The line on the image shows the average minimum extent from the period covering 1979-2010. Click on the image for a larger version. Credit: NASA/JPL.
The record loss of Arctic sea ice this summer will echo throughout the weather patterns affecting the U.S. and Europe this winter, climate scientists said on Wednesday, since added heat in the Arctic influences the jet stream and may make extreme weather and climate events more likely.
The “astounding” loss of sea ice this year is adding a huge amount of heat to the Arctic Ocean and the atmosphere, said Jennifer Francis, an atmospheric scientist at Rutgers University in New Jersey. “It’s like having a new energy source for the atmosphere.” Francis was one of three scientists on a conference call Wednesday to discuss the ramifications of sea ice loss for areas outside the Arctic. The call was hosted by Climate Nexus.
On August 26, Arctic sea ice extent broke the record low set in 2007, and it has continued to decline since, dropping below 1.5 million square miles. That represents a 45 percent reduction in the area covered by sea ice compared to the 1980s and 1990s, according to the National Snow and Ice Data Center (NSIDC), and may be unprecedented in human history. The extent of sea ice that melted so far this year is equivalent to the size of Canada and Alaska combined.
The loss of sea ice initiates a feedback loop known as Arctic amplification. As sea ice melts, it exposes darker ocean waters to incoming solar radiation. The ocean then absorbs far more energy than had been the case when the brightly colored sea ice was present, and this increases water and air temperatures, thereby melting even more sea ice.

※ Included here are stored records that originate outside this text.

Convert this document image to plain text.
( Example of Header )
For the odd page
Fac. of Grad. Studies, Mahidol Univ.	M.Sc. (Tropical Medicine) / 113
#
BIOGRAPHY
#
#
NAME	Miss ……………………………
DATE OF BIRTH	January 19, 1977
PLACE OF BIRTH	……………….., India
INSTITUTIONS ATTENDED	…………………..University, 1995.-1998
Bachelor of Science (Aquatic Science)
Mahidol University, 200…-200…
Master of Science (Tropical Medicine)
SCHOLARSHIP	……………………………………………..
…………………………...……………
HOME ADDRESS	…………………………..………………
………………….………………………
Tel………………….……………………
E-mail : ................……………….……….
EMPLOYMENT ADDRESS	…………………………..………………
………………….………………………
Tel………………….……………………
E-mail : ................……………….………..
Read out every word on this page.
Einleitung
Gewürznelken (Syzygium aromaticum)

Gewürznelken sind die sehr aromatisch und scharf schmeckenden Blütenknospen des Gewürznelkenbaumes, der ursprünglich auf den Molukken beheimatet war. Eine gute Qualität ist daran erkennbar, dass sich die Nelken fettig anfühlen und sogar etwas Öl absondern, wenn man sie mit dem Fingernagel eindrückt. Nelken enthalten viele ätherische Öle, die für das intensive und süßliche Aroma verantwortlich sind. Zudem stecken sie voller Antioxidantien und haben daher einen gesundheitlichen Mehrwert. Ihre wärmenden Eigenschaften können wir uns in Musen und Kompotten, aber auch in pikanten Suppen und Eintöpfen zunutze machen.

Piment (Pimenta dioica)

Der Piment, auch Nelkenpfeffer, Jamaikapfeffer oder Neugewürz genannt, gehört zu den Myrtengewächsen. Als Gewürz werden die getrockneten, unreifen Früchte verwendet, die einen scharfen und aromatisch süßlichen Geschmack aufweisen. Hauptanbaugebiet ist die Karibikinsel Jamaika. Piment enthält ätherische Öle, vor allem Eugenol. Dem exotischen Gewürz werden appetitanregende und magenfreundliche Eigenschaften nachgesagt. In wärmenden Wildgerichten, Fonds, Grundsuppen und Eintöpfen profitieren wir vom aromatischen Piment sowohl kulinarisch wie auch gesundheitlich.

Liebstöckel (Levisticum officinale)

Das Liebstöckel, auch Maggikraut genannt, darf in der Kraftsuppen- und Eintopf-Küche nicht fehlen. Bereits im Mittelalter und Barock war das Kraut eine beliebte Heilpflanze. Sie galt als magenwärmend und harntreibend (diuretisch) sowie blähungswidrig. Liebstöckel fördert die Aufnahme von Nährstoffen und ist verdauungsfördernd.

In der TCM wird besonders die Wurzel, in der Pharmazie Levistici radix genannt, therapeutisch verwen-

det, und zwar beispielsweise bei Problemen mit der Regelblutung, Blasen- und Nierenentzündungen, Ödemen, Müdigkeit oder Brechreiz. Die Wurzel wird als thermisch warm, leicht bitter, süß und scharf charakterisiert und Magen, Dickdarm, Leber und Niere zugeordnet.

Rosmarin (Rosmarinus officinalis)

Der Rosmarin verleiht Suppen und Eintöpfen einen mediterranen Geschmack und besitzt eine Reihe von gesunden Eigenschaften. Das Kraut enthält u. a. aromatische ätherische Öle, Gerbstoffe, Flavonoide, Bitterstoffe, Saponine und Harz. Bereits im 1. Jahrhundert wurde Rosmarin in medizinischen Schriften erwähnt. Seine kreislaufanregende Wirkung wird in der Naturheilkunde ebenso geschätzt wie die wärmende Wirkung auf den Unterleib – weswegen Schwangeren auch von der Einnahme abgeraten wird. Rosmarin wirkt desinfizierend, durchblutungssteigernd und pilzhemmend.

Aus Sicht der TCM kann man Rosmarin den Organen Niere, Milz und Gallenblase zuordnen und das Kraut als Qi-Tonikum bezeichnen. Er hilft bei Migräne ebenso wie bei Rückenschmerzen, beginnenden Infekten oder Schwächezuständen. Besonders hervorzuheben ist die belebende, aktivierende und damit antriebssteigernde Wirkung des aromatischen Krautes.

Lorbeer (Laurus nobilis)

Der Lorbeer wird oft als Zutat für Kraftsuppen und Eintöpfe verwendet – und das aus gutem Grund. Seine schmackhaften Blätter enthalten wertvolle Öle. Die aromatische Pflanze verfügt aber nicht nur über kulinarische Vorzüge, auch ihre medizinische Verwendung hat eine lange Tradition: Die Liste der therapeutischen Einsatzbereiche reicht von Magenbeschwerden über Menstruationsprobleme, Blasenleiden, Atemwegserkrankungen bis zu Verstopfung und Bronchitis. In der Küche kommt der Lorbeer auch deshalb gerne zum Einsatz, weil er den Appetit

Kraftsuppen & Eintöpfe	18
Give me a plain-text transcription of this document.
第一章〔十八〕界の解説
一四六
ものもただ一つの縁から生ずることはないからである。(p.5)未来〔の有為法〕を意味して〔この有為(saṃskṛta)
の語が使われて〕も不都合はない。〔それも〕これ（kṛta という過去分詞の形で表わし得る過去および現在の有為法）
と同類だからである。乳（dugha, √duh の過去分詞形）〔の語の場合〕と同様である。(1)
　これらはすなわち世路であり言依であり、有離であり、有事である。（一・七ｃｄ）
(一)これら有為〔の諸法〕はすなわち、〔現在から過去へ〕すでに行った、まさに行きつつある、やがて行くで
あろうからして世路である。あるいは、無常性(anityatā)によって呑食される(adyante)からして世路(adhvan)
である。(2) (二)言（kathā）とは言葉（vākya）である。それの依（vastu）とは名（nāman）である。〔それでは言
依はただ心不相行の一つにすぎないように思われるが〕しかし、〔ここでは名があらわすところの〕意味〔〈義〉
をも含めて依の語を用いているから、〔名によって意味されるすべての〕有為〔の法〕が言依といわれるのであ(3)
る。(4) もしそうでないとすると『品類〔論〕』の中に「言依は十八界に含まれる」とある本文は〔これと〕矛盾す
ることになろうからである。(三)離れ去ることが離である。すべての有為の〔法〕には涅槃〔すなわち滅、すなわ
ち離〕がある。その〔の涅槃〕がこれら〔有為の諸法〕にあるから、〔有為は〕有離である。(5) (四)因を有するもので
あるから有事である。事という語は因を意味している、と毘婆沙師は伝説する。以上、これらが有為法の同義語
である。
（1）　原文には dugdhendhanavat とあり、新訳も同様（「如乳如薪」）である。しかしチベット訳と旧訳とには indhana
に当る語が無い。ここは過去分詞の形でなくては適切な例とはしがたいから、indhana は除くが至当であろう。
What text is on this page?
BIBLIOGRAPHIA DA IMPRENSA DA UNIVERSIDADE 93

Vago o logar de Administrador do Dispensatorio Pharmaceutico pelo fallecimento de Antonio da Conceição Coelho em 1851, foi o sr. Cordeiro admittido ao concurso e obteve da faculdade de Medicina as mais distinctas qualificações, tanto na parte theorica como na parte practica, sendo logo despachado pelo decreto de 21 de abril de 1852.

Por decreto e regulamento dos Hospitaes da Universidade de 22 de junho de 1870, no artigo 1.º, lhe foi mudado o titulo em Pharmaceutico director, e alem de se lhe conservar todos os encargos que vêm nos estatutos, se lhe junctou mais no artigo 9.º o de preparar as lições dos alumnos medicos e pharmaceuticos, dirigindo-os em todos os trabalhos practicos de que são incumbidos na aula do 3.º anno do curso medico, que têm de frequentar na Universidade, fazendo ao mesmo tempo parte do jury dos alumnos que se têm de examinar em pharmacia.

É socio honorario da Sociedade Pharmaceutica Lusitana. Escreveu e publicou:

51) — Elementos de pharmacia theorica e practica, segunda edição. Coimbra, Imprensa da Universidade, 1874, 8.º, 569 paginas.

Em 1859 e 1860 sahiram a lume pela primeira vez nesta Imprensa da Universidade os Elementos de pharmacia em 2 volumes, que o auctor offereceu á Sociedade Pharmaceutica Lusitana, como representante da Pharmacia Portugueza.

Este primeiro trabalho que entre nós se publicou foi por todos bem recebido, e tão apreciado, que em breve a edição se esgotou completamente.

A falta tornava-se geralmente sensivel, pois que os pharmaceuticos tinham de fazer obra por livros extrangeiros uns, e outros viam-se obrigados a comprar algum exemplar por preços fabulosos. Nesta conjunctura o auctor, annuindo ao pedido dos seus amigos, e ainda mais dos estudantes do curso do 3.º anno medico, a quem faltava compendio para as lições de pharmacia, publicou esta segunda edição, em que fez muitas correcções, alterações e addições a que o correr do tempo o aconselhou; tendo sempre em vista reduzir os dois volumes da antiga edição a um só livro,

Peter Wadhams, the head of the polar ocean physics group at the University of Cambridge in the U.K., told BBC News on September 6 that the added heat from sea ice loss is equivalent to the warming from 20 years of carbon dioxide emissions. Carbon dioxide is the main greenhouse gas that is causing manmade global warming.
During the fall, when the sun sets once again and the Arctic Ocean begins to refreeze, the heat in the ocean gets released back into the atmosphere. Since the jet stream, which is a corridor of strong winds at upper levels of the atmosphere that generally blows from west to east across the northern mid-latitudes, is powered by the temperature difference between the Arctic and areas farther south, any alteration of that temperature difference is bound to alter the jet stream — with potentially profound implications. It just so happens that the jet stream steers day-to-day weather systems.
Francis published a study last year in which she showed that Arctic warming might already be causing the jet stream to become more amplified in a north-south direction. In other words, the fall and winter jet stream may be getting wavier. A more topsy-turvy jet stream can yield more extreme weather events, Francis said, because weather and climate extremes are often associated with large undulations in the jet stream that can take a long time to dissipate.
“We know that certain types of extreme weather events are related to weather that takes a long time to change,” Francis said.
While there are indications that the jet stream is slowing and may be more prone to making huge dips, or “troughs,” scientists have a limited ability to pinpoint how this will play out in the coming winter season.
“The locations of those waves really depends on other factors,” Francis said, such as El Niño and a natural climate pattern known as the Arctic Oscillation. “I can only say that it’s probably going to be a very interesting winter,” she said.
Francis’ work has linked Arctic warming to the unusually cold and snowy winters of 2009-10 and 2010-11, during which the U.S. East Coast and parts of Europe were pummeled by fierce winter storms and experienced cooler-than-average conditions. The winter of 2011-12 was much milder, by comparison, but Francis said it, too, was consistent with her research. Not all meteorologists agree on the Arctic connection theory, but that may change with time.
Jim Overland, an oceanographer at NOAA's Pacific Marine Environmental Laboratory, said the inconsistency of the past three winters doesn’t mean the Arctic connection hypothesis is invalid.
“People like direct causality, [the notion that] if you lose the ice every year it will cause the same effect,” Overland said. But the chaotic nature of the atmosphere means that all that scientists can say with a high degree of confidence is that “the number of [extreme] events somewhere are destined to increase” as a result of rapid Arctic climate change, Overland said.